KILLING IN GREENBRIER
Frankford, W.Va. – After a dispute over a line fence, a man named Griffith shot and killed his neighbor by the name of Bennett. The shot took effect in his side and ranged forward. Griffith is in the Lewisburg jail.

OAK GROVE
March came in like one of Teddy’s speeches and since Friday the fifth, has been giving us some snowstorms.
J. F. Ashford is erecting an up-to-date poultry house. He contemplates rising chickens on an extensive scale.
Quite a lot of talk is going on about a district high school and where it ought to be. It looks to me that if built, that between Liberty church and Mrs.
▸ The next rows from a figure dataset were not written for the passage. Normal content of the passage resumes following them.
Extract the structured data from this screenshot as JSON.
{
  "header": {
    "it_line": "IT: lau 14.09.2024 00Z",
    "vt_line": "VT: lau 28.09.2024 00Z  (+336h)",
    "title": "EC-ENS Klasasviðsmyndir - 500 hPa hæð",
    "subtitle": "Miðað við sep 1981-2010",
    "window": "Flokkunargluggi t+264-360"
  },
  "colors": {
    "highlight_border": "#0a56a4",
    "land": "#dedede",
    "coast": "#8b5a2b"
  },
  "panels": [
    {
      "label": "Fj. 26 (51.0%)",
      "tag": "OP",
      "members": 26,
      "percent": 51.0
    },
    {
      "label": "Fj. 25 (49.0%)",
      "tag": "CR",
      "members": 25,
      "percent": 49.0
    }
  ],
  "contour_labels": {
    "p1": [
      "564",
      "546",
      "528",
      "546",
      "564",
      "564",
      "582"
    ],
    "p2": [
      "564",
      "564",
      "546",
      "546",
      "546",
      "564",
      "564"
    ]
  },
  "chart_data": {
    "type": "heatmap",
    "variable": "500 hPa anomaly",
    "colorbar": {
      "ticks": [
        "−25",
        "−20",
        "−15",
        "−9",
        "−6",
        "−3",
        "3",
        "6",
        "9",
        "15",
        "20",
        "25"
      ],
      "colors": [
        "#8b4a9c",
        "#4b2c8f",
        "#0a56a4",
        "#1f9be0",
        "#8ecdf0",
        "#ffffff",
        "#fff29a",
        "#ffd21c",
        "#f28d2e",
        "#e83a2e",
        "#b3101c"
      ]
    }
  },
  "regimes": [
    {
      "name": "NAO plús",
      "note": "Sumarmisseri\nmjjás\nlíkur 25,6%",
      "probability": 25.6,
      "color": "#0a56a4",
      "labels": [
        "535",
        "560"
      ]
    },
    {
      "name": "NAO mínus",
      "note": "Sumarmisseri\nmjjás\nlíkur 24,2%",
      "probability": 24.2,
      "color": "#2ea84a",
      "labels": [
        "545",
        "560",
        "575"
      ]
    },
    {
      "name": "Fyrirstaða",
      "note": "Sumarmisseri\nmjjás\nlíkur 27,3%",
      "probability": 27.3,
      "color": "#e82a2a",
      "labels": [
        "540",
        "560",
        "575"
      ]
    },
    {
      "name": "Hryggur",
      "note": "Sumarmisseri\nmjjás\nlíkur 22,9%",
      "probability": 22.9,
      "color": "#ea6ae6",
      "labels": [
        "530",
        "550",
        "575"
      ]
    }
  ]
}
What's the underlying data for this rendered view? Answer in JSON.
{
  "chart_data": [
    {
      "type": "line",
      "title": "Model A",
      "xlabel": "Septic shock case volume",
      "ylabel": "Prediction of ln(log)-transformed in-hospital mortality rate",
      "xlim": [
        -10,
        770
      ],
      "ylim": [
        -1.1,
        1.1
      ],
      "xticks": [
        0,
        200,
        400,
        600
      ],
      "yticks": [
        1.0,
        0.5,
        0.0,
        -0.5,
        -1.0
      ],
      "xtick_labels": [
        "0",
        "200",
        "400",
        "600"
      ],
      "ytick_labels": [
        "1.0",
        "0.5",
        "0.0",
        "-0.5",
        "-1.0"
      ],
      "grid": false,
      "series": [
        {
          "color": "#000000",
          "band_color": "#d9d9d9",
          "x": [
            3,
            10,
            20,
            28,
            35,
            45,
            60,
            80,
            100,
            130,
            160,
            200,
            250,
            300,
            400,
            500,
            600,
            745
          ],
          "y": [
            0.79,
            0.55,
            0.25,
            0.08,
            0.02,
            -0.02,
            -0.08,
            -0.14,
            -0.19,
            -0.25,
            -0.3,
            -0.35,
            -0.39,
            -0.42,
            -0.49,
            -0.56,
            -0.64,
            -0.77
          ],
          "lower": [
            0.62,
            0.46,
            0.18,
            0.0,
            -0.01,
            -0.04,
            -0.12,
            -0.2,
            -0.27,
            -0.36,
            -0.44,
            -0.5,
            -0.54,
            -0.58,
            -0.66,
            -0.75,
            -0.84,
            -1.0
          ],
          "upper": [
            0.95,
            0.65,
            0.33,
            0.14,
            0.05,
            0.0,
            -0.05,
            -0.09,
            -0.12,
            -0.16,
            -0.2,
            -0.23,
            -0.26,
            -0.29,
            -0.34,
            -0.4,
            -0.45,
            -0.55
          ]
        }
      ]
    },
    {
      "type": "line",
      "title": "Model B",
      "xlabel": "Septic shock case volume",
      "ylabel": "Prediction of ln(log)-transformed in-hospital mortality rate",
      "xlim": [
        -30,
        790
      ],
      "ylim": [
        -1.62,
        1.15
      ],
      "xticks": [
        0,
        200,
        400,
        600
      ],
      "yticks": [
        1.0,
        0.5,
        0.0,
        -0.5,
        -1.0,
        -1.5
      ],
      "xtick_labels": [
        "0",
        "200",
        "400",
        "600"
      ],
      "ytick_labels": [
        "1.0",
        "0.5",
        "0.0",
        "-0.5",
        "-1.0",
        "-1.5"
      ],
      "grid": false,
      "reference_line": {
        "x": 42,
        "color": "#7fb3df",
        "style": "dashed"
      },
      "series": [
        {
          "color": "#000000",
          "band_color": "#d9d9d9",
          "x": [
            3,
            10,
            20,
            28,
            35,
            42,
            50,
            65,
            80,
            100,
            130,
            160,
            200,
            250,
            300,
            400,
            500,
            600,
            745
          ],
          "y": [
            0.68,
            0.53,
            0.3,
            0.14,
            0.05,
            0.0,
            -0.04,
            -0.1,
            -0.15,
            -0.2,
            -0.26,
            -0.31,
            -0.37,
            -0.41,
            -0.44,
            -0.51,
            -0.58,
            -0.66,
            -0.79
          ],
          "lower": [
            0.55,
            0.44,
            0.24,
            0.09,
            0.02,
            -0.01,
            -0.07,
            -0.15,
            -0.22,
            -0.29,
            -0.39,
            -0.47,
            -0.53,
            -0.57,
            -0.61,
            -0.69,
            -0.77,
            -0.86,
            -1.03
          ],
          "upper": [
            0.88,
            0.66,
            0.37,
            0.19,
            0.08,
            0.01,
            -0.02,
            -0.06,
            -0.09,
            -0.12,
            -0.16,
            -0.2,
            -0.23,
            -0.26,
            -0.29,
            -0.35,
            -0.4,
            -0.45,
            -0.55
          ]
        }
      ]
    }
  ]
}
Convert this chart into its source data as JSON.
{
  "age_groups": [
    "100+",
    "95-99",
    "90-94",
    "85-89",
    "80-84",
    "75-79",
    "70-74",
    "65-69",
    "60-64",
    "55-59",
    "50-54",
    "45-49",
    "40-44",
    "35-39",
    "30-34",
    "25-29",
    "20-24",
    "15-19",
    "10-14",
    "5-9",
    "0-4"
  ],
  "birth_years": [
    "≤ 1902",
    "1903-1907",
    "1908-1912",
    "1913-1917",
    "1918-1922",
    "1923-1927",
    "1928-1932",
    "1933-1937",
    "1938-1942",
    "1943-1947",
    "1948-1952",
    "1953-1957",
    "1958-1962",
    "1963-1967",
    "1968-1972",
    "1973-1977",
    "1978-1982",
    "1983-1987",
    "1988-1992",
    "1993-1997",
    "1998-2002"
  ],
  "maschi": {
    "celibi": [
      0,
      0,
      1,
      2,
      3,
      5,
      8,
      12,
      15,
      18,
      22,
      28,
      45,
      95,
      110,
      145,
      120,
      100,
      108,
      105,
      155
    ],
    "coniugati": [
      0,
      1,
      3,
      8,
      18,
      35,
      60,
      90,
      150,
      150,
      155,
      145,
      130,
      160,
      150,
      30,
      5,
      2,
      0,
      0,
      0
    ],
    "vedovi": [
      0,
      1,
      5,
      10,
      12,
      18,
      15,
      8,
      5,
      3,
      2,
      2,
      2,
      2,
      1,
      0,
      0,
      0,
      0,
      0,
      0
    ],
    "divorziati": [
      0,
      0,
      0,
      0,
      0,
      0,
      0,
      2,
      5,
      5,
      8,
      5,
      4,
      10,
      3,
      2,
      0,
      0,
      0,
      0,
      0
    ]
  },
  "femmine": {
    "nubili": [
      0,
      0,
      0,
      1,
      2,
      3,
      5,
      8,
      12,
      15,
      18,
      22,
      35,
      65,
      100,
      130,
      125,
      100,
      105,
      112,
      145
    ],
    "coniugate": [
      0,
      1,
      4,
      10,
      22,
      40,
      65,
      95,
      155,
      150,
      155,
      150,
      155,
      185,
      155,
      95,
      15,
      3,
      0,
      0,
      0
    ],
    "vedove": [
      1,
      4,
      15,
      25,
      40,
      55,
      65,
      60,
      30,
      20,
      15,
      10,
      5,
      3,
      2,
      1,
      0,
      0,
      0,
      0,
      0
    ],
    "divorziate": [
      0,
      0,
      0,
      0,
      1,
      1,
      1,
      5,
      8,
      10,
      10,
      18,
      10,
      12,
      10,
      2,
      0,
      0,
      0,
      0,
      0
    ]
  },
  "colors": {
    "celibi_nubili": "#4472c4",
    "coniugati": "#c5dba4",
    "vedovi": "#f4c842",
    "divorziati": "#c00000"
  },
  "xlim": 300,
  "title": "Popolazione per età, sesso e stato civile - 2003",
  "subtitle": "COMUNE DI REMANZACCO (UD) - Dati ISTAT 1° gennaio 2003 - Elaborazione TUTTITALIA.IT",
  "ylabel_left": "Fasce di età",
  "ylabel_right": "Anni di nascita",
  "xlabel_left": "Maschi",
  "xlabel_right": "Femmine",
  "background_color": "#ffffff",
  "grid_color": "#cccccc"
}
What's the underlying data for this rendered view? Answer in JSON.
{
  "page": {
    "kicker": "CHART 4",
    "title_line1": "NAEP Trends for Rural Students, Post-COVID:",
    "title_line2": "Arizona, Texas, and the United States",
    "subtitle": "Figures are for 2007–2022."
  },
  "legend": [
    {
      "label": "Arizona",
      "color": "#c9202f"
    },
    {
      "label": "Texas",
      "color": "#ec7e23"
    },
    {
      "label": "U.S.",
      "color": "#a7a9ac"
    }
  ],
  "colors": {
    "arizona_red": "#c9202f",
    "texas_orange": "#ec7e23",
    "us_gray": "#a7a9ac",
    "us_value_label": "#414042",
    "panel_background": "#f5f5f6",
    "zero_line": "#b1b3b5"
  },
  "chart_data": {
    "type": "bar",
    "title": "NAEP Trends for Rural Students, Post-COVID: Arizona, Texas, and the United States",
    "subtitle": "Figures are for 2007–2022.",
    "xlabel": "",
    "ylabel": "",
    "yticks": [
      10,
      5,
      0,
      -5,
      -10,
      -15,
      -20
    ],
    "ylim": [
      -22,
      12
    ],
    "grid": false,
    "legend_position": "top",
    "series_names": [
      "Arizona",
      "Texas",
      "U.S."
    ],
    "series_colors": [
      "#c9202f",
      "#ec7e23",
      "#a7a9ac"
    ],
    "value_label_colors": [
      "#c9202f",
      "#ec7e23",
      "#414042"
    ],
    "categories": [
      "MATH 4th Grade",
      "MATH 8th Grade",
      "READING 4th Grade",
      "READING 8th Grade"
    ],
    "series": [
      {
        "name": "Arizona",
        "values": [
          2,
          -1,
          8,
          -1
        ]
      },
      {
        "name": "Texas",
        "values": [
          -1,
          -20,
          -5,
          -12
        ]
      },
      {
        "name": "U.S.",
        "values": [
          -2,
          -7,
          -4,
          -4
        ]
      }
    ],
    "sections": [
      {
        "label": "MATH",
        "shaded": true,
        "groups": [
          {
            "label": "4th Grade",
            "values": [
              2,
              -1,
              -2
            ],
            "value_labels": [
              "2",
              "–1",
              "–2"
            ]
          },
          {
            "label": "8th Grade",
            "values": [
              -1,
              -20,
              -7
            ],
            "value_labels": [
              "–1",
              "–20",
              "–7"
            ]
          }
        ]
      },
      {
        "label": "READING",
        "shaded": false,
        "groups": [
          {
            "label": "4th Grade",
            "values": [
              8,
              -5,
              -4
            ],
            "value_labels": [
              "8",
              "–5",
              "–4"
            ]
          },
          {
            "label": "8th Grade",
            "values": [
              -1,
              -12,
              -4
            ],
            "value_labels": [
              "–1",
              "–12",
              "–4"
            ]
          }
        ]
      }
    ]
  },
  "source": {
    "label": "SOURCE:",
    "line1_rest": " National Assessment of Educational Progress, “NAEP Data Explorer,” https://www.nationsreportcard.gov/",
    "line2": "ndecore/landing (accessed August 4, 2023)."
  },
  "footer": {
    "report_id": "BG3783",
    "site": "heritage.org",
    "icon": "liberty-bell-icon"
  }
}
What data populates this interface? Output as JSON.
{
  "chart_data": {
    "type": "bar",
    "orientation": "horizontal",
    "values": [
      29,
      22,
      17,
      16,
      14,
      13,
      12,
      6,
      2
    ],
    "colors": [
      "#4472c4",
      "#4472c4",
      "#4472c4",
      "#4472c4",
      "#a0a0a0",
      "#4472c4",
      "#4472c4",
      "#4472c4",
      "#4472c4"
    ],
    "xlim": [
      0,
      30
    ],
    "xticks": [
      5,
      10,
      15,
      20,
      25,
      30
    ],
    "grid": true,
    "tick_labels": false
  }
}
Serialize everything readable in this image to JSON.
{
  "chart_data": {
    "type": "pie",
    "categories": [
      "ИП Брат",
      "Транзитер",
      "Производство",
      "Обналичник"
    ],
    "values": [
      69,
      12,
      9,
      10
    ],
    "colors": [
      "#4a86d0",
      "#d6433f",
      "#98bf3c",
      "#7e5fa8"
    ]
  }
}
Nannie Moomau’s would be about the center of the district and also one of the most beautiful locations in the district.
If the allied fleet succeeds in founding its way through the strait of Dardanelles and releases the 300,000,000 bushels of wheat in Russia, some of the food gamblers of America will do some tall swearing while the poorer classes will shout hallelujah.

EAST THORNY CREEK
This has been a hard winter on feed and stock. We have a lot of cold weather, snow and rain.
Stock is doing fine and feed is scarce.
The European War is still going on and nothing but starvation will stop it.

ONOTO
The funeral of Mrs. Martha Gay was conducted at Hamlin Chapel Tuesday afternoon, after which her body was laid to rest in the family burying ground on the old home place.
Born, to Harry Gum and wife, March 6, a daughter.
Andy Hefner is here breaking some horses for E. R. Sharp.
A. C. Barlow has installed a phone on the Arbogast line.
Wash Hill is preparing to move to his farm at Lobelia as soon as the weather will permit.

DUNMORE
We are glad to see so much plowing done in the Levels. Some people are turning up the soil an others are waiting for something to turn up.
Jacob Bussard, of Frost, was very seriously injured last Saturday night. in dismounting from his horse his foot hung in the stirrup, and the horse jumped and dragged him some distance, and jumped over a fence with him. Besides other injuries, the horse kicked him on the knee joint, mangling and tearing it terribly. Amputation will probably be necessary. His knee was stiff from an attack of rheumatism. Mr. Bussard is the son of S. H. Bussard and is about twenty-two years old.